To ensure that everything comes out exactly as he intends, Williams even shoots the drawings under camera himself. Digital technology enters the picture only during the compositing when dust and fingerprints are taken off his drawings, and images are sharpened and graded. The rest of the production is as technically primitive as when Winsor McCay made Gertie the Dinosaur a full century ago. “I’m going back to 1900 and just drawing on one sheet of paper. It’s a tremendous relief: no cels, virtually no camera. If you can’t get it on one sheet of paper, it doesn’t go in.”
The self-imposed dictum to create each frame on a single sheet of paper means that all of the film’s considerable technical complexity emanates from the tip of Williams’s pencil. For example, he can’t pan across a background because there aren’t traditional backgrounds. To indicate space, he’ll add some grass or draw a few birds into a shot, or he’ll pan along an object a character is holding, like a spear. “I found that it’s like radio,” he explains. “You’re imagining things because it’s not quite all there.”
He also tries to avoid cuts in the film, a Williams trademark that has been employed to breathtaking effect in earlier projects, like his visionary but never-quite-completed Thief and the Cobbler. “We should have control over the medium,” he says simply.
So, what’s the secret, I asked him, to staying sharp as a draftsman in his ninth decade? Life drawing, he says. “It’s the hardest thing you can do. When you get out of it for six months and you go back in, you realize you’re a bum. That’s why people don’t go back to it. They say, ‘Oh, I did that in art school. We don’t do that anymore.’ And then you get stuck with cartoons.”

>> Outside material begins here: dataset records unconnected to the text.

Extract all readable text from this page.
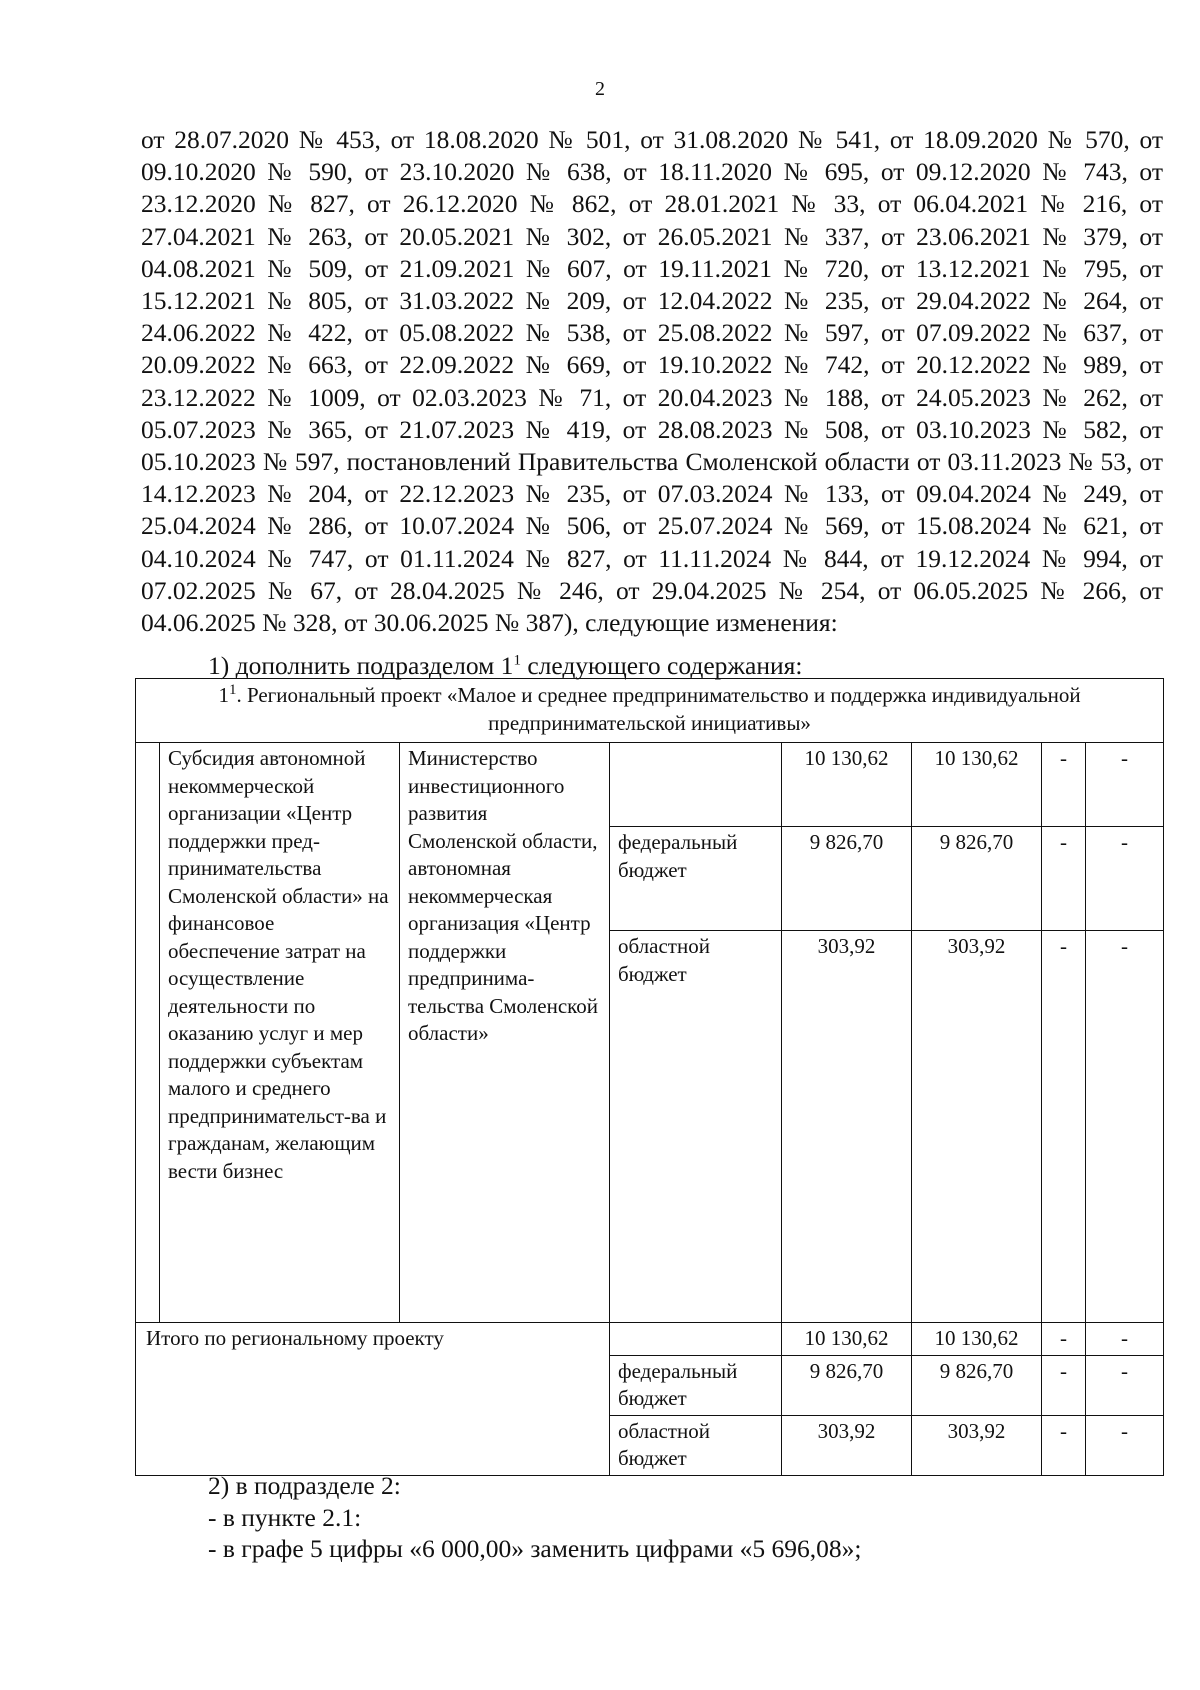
2

от 28.07.2020 № 453, от 18.08.2020 № 501, от 31.08.2020 № 541, от 18.09.2020 № 570, от 09.10.2020 № 590, от 23.10.2020 № 638, от 18.11.2020 № 695, от 09.12.2020 № 743, от 23.12.2020 № 827, от 26.12.2020 № 862, от 28.01.2021 № 33, от 06.04.2021 № 216, от 27.04.2021 № 263, от 20.05.2021 № 302, от 26.05.2021 № 337, от 23.06.2021 № 379, от 04.08.2021 № 509, от 21.09.2021 № 607, от 19.11.2021 № 720, от 13.12.2021 № 795, от 15.12.2021 № 805, от 31.03.2022 № 209, от 12.04.2022 № 235, от 29.04.2022 № 264, от 24.06.2022 № 422, от 05.08.2022 № 538, от 25.08.2022 № 597, от 07.09.2022 № 637, от 20.09.2022 № 663, от 22.09.2022 № 669, от 19.10.2022 № 742, от 20.12.2022 № 989, от 23.12.2022 № 1009, от 02.03.2023 № 71, от 20.04.2023 № 188, от 24.05.2023 № 262, от 05.07.2023 № 365, от 21.07.2023 № 419, от 28.08.2023 № 508, от 03.10.2023 № 582, от 05.10.2023 № 597, постановлений Правительства Смоленской области от 03.11.2023 № 53, от 14.12.2023 № 204, от 22.12.2023 № 235, от 07.03.2024 № 133, от 09.04.2024 № 249, от 25.04.2024 № 286, от 10.07.2024 № 506, от 25.07.2024 № 569, от 15.08.2024 № 621, от 04.10.2024 № 747, от 01.11.2024 № 827, от 11.11.2024 № 844, от 19.12.2024 № 994, от 07.02.2025 № 67, от 28.04.2025 № 246, от 29.04.2025 № 254, от 06.05.2025 № 266, от 04.06.2025 № 328, от 30.06.2025 № 387), следующие изменения:

1) дополнить подразделом $1^1$ следующего содержания:
$1^1$. Региональный проект «Малое и среднее предпринимательство и поддержка индивидуальной предпринимательской инициативы»							
	Субсидия автономной некоммерческой организации «Центр поддержки пред-принимательства Смоленской области» на финансовое обеспечение затрат на осуществление деятельности по оказанию услуг и мер поддержки субъектам малого и среднего предпринимательст-ва и гражданам, желающим вести бизнес	Министерство инвестиционного развития Смоленской области, автономная некоммерческая организация «Центр поддержки предпринима-тельства Смоленской области»		10 130,62	10 130,62	-	-
			федеральный бюджет	9 826,70	9 826,70	-	-
			областной бюджет	303,92	303,92	-	-
Итого по региональному проекту				10 130,62	10 130,62	-	-
			федеральный бюджет	9 826,70	9 826,70	-	-
			областной бюджет	303,92	303,92	-	-
2) в подразделе 2:
- в пункте 2.1:
- в графе 5 цифры «6 000,00» заменить цифрами «5 696,08»;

Williams, who keeps a studio space in another storied English animation outfit, Aardman Animations, is more than halfway done with the follow-up to Prologue, or the next sequence of his “Lysistrata” adaptation. The new film will finally introduce the Lindsay-inspired ladies that so many decades ago served as the original spark for the project.
He works happily in total freedom, having to contend only with his own demanding standards — and those of his family members. About a decade ago, when he had started animating on Prologue, he asked his youngest son, then ten-years-old, what he thought of the drawings. “Well, the better artists manage to maintain consistency in the faces,” his son replied.
“He was right,” Williams admitted. “They changed a little bit if you want to be critical.”